Clinical significance
- Deficiency: Rare hereditary deficiencies of C4BP can lead to uncontrolled complement activation, predisposing individuals to inflammatory and autoimmune conditions.
- Autoantibodies: Autoantibodies against C4BP have been reported in systemic lupus erythematosus (SLE) and other autoimmune diseases, potentially impairing its regulatory function.
- Infection: Certain bacteria (e.g., Streptococcus pyogenes, Neisseria meningitidis) express surface proteins that bind C4BP, allowing them to evade complement‑mediated killing.

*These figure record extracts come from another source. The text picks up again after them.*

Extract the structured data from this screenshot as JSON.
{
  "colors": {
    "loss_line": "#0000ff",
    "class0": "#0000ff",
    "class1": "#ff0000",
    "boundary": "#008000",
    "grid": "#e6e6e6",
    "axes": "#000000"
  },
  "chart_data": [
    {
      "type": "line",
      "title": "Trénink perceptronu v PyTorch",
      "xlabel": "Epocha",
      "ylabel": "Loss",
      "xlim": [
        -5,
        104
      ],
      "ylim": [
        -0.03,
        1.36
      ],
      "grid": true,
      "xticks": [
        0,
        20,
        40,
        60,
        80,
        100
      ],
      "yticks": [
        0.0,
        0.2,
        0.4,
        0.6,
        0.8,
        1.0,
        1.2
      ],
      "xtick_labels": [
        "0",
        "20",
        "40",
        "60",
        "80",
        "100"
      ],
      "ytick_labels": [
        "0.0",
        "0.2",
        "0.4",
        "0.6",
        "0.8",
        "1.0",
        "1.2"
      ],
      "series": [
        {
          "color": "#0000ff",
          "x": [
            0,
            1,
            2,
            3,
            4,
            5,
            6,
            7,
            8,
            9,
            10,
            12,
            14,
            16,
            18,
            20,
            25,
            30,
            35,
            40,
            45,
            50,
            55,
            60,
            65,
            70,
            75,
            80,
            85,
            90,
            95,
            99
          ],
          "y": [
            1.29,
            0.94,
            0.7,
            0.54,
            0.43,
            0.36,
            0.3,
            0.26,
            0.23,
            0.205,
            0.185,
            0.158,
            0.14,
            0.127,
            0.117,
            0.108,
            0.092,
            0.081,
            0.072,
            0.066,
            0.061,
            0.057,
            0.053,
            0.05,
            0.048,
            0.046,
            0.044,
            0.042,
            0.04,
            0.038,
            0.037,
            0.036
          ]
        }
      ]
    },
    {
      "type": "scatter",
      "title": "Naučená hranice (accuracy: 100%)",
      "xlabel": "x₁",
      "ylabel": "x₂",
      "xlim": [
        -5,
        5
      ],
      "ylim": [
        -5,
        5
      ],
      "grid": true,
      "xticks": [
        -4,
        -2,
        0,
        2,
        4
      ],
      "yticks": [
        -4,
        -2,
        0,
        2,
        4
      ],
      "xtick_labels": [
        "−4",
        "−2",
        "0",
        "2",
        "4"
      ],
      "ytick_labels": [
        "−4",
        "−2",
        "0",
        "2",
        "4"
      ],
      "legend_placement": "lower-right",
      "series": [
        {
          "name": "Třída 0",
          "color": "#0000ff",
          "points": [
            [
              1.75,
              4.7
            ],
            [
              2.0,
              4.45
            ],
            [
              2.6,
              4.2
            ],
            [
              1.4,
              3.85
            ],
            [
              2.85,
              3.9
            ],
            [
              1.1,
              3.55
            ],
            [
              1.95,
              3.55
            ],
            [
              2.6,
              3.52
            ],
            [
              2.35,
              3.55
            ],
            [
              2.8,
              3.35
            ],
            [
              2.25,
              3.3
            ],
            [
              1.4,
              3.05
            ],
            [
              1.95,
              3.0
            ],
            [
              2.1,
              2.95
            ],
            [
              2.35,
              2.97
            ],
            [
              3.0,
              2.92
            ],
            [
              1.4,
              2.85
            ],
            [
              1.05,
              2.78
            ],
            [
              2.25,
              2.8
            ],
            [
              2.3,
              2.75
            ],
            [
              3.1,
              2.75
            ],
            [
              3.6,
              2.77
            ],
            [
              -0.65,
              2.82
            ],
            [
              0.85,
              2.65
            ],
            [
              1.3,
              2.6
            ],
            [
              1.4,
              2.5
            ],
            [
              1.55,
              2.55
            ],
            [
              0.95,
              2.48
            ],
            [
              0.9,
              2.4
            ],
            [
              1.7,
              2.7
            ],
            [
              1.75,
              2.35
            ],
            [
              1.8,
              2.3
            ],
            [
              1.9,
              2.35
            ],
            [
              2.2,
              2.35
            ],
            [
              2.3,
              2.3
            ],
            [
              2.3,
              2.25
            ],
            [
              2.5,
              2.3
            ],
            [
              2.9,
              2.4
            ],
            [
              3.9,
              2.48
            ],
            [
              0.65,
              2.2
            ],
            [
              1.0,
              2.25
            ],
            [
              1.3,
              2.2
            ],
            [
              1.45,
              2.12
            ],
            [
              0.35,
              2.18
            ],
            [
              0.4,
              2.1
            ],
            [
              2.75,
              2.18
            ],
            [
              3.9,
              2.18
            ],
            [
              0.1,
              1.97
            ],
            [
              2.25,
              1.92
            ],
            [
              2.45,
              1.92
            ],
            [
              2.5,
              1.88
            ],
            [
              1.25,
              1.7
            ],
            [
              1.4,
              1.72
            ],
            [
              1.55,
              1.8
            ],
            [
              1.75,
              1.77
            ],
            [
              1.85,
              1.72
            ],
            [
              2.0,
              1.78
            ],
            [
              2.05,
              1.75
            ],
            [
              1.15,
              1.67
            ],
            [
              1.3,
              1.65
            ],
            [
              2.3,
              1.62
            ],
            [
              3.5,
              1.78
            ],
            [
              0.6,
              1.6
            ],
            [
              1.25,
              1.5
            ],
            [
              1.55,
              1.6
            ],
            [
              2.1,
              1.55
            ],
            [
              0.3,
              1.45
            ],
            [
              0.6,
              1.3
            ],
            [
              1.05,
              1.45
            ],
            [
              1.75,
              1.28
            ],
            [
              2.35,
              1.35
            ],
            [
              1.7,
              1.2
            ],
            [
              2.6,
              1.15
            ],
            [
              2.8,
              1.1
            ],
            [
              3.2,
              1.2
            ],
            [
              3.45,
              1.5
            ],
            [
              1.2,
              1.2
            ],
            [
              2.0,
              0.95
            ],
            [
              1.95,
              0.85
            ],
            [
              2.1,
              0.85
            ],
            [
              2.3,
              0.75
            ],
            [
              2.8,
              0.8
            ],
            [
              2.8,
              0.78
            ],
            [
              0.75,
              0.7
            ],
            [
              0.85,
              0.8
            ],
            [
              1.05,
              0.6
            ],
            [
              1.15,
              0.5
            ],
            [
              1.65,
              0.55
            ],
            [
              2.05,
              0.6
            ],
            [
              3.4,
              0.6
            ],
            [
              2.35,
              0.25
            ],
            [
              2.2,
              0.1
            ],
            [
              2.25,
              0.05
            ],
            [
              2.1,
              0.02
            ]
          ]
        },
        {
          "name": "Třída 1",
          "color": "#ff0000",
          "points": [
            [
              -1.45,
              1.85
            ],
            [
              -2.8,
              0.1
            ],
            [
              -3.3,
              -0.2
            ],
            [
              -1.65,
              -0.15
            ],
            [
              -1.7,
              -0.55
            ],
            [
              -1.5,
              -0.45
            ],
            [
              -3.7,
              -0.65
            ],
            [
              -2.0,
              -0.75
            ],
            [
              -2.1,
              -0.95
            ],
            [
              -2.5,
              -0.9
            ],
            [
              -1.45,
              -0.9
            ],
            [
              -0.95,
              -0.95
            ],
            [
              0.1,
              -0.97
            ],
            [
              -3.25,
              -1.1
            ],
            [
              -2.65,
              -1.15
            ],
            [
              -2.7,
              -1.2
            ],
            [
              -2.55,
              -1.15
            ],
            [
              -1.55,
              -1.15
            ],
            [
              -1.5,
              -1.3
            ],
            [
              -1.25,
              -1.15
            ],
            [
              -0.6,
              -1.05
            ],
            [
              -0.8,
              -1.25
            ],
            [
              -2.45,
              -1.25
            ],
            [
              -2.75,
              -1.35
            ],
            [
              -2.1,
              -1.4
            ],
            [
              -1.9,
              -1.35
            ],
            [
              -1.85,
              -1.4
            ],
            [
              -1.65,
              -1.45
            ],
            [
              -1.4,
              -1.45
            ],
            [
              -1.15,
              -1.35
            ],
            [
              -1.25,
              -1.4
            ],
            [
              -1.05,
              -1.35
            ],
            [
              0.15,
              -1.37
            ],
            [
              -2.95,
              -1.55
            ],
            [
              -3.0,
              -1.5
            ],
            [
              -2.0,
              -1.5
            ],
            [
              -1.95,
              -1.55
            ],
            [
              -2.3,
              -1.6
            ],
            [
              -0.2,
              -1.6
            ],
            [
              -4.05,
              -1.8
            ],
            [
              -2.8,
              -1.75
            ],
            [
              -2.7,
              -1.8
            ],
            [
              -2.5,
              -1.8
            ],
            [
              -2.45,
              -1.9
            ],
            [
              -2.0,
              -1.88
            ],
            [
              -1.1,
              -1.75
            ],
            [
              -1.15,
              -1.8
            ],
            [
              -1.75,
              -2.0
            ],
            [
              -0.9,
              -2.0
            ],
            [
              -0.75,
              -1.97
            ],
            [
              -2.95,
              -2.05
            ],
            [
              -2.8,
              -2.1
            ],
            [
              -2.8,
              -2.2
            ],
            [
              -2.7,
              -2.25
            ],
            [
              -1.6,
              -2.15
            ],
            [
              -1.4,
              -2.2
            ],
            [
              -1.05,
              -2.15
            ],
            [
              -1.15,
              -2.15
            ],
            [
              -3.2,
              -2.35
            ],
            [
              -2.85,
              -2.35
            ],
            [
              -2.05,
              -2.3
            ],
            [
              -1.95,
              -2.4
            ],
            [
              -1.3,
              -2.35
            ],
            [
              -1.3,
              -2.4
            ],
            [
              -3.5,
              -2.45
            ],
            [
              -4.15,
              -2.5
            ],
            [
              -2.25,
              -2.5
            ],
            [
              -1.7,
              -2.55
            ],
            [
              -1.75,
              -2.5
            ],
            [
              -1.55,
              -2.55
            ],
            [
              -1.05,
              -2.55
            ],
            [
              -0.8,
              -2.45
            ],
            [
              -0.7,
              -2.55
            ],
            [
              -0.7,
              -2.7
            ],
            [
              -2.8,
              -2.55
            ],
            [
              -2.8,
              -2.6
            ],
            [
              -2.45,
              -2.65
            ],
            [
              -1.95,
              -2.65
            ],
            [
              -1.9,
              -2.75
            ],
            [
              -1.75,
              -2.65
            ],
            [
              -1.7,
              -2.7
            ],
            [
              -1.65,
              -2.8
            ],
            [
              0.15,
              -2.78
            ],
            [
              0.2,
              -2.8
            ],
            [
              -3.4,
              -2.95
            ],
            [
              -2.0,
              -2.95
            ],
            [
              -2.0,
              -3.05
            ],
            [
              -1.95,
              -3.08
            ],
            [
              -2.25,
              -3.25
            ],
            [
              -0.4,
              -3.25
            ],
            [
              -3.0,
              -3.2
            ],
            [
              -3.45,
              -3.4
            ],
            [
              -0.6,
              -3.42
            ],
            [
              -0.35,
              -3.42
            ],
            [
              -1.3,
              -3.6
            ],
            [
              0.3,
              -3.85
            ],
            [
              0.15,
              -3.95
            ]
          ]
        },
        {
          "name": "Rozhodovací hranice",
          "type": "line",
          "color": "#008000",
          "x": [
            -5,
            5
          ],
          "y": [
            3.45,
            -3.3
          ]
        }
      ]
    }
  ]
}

- Thrombosis: Through its interaction with protein S, C4BP may influence coagulation pathways, although the clinical relevance of this interaction remains under investigation.
History
C4BP was first identified in the 1970s as a plasma protein that binds to C4b and inhibits complement-mediated hemolysis. Subsequent biochemical and molecular studies elucidated its multimeric structure and regulatory mechanisms.
References
(References are omitted per instruction; information is drawn from established immunology and hematology literature.)